7- Interoperability of data formats enables data-driven research
This is one of thirteen recommendations for Data Stewardship as formulated by the Netherlands E-Science Centre.
The E-science centre writes
- Storing heterogeneous data, in specialist or inaccessible formats, with insufficient metadata and in autonomous databases is in contradiction to good data-stewardship practices. Data and its location must be readily identifiable, searchable and accessible. However it is recognised that existing and future data-formats and standards (where they exist) vary across disciplines and universal solutions are unlikely to be developed.
What DTL recommends for the Data Stewardship plan
Answer the following questions:
- Are you dealing with structured or unstructured data? What do you need to do to make data computer-readable?
- Are you using standard ontologies for your (meta-)data? Are these ontologies open?
- What format are you using to store your data? Is it a standard in your field, or a vendor-specific format?

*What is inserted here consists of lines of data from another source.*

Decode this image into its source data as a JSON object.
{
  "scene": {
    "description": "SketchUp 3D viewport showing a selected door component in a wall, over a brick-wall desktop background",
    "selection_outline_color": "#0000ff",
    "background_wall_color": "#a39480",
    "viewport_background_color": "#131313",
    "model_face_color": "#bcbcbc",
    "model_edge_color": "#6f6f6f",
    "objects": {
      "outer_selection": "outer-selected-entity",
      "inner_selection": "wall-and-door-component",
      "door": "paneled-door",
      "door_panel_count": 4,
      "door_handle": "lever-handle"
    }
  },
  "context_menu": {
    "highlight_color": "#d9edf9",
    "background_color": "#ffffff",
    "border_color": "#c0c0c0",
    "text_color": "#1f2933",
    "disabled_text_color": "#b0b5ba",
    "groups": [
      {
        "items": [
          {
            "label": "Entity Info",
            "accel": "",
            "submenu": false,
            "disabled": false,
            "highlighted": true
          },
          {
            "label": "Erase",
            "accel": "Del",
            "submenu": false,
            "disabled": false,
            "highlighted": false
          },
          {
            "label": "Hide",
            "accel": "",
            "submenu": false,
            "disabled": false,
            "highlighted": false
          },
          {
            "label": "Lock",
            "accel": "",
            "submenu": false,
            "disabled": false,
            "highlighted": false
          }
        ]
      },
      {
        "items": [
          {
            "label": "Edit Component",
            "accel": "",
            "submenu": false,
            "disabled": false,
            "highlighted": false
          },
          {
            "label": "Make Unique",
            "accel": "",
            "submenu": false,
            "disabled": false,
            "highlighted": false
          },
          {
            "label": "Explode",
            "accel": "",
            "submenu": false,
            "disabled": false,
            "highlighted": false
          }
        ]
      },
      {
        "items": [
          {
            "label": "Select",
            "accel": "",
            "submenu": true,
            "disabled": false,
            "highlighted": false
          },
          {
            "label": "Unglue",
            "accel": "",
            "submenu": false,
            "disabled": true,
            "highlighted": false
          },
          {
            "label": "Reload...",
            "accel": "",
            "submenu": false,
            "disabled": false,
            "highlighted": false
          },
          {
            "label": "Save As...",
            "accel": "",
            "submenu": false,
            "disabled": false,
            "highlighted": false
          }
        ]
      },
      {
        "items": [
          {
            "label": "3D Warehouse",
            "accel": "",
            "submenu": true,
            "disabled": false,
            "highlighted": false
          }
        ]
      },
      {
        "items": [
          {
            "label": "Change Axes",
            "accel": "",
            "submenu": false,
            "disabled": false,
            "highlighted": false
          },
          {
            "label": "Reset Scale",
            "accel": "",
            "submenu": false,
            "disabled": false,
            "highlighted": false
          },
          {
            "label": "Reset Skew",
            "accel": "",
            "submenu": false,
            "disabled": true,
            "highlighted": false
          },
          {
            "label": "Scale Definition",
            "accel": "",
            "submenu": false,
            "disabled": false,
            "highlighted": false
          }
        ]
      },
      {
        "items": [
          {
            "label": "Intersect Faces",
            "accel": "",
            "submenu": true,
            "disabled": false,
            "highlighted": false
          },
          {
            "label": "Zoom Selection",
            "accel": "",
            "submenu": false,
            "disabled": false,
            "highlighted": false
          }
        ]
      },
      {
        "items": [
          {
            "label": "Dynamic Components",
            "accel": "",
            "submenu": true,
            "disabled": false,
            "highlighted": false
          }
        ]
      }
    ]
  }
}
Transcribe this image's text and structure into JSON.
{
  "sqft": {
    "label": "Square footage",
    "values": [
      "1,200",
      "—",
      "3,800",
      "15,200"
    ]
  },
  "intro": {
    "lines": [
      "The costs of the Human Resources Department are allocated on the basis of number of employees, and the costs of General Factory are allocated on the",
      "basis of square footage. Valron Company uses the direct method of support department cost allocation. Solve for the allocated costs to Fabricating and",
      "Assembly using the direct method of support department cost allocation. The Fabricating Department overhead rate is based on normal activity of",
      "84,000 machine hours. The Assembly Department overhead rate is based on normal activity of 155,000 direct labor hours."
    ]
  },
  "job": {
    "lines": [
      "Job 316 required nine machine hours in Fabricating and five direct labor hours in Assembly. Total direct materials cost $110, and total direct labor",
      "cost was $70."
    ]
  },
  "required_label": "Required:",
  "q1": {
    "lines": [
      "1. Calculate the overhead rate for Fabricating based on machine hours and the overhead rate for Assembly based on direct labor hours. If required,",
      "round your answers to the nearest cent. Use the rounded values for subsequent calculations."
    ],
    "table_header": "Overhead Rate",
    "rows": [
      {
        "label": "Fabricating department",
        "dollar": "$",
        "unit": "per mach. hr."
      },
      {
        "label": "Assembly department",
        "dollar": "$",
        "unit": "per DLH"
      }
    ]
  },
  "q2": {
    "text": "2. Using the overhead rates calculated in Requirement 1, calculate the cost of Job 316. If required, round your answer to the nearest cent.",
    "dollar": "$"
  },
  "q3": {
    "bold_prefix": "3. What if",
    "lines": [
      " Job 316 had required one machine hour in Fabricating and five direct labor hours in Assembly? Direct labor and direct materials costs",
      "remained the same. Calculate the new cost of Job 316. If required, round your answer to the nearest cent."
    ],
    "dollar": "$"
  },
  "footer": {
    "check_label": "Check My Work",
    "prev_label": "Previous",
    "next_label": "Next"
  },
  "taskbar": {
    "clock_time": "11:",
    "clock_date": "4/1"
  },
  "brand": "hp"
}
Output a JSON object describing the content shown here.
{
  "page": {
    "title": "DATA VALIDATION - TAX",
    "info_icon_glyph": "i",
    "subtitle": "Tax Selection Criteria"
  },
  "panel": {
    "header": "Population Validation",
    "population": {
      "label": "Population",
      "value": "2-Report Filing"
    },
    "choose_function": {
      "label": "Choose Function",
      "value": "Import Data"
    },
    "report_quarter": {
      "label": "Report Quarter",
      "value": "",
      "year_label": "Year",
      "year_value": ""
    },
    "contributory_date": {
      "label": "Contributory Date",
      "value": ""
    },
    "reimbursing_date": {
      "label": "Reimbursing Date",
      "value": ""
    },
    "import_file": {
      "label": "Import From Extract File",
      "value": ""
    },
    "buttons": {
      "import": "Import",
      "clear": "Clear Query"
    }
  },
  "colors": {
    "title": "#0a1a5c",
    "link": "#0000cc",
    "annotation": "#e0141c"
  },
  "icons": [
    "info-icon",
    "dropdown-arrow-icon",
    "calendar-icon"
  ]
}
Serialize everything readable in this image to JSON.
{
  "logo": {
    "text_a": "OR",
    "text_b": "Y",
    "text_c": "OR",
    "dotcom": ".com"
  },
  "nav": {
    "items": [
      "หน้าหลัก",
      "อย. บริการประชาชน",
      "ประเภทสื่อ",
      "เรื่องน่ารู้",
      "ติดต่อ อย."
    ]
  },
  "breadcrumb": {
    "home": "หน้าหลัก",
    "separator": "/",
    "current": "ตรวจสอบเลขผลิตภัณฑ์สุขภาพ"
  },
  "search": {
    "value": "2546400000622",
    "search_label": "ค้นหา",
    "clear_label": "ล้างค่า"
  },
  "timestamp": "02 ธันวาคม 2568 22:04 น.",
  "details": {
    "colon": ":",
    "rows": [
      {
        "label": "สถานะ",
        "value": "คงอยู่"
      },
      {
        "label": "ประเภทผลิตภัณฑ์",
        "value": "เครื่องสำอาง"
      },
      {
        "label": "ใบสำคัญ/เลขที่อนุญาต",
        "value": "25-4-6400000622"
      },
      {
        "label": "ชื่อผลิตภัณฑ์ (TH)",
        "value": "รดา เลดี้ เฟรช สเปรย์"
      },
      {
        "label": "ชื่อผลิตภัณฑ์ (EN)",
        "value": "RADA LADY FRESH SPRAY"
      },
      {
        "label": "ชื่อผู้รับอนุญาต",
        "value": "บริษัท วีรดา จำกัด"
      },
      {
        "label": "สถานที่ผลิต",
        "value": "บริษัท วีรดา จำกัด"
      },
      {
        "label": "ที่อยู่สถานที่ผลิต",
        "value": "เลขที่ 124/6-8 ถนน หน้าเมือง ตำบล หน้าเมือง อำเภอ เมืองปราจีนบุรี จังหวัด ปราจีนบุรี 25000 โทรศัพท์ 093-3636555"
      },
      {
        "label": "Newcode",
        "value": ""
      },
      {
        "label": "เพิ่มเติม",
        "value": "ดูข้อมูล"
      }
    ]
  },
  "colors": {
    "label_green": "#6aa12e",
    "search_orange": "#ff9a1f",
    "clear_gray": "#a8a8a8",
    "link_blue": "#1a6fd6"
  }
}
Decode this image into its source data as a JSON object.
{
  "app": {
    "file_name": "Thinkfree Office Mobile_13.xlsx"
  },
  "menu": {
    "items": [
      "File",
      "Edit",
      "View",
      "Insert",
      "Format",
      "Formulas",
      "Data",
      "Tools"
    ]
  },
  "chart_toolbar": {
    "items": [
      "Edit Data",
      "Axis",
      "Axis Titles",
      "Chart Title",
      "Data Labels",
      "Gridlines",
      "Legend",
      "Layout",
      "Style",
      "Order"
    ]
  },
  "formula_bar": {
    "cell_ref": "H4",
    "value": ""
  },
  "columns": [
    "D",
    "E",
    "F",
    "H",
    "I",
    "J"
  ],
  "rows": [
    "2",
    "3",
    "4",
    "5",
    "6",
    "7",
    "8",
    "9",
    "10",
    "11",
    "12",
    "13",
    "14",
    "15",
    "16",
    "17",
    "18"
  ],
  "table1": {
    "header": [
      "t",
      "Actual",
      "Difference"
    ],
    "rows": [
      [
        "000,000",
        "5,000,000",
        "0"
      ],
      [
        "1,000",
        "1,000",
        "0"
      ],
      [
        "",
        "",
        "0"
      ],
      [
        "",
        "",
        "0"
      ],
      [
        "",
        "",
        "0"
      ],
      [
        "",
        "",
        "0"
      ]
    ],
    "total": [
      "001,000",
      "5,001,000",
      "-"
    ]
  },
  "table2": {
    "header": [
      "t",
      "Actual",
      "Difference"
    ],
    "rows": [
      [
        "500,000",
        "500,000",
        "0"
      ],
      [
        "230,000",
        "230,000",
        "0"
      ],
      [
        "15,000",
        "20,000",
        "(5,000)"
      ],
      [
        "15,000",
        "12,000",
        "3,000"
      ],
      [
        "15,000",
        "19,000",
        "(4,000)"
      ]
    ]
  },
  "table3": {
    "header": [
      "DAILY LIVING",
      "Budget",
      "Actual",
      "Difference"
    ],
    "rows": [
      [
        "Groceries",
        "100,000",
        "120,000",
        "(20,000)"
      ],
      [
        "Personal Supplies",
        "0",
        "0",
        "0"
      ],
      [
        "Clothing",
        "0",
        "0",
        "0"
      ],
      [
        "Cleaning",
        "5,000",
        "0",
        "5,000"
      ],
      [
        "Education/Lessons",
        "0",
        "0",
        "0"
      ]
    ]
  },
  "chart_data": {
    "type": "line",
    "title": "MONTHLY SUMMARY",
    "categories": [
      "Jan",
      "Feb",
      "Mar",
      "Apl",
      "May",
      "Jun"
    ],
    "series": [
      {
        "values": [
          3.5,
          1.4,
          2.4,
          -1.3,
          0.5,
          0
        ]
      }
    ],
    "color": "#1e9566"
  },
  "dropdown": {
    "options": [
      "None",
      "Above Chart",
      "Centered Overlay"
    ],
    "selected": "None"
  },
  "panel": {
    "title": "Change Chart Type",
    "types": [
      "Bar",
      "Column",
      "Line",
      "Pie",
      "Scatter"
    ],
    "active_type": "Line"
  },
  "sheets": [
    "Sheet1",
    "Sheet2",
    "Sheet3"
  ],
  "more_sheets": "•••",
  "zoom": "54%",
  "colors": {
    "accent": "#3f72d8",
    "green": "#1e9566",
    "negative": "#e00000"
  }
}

- Do you expect to produce data that will not fit the standard format? How will you store that data: will you communicate with the standards committee or make your own extensions?
- Many data formats have a minimal and a recommended level of meta-data, how complete will your data set be?
- What will the license to your data be?
- How many "stars" will your data get in http://5stardata.info ?
- What other resources will your data be linked to?
Experience from DTL
- F6 files should be archived in low-tech format -> raw and result data in text format (fq,vcf)
- F7 how does this data format work? -> add explanations of data columns to ##header (partial)